This link looks like a course link. limit is a parameter that limits the number of records displayed on a webpage (just 10 records), and offset is an offset parameter (which is also 10 by default, that is to say, 10 new course records will be refreshed after the mouse slides down, that is, the offset will increase by an integer multiple of 10, and 10 records will be added for each pull-down request ), primary des is a module. live is used here.

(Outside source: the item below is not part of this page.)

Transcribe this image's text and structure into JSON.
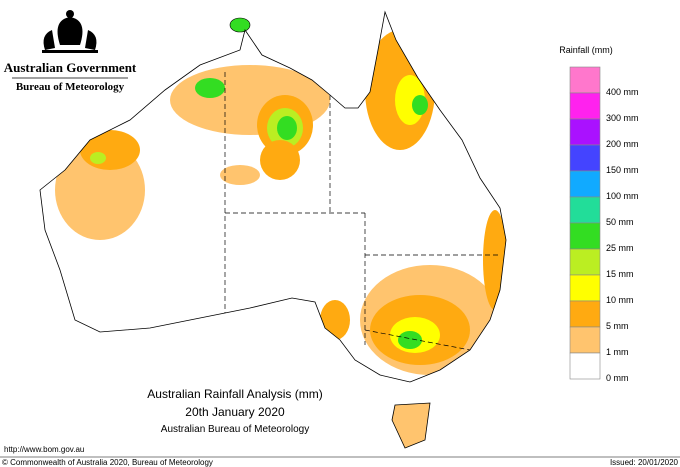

Is that the case? Let's click this xhr request and go to the webpage preview on the lower right side to view the details. It's a pity that we just want the information, are all stored in the form of json data packets on the web site as a https://api.zhihu.com/lives/homefeed? Limit = 10 & offset = 10 & commondes = live.
Next, we need to analyze in detail the request method, header parameter settings, Cookie settings, parameters to be submitted, and other information.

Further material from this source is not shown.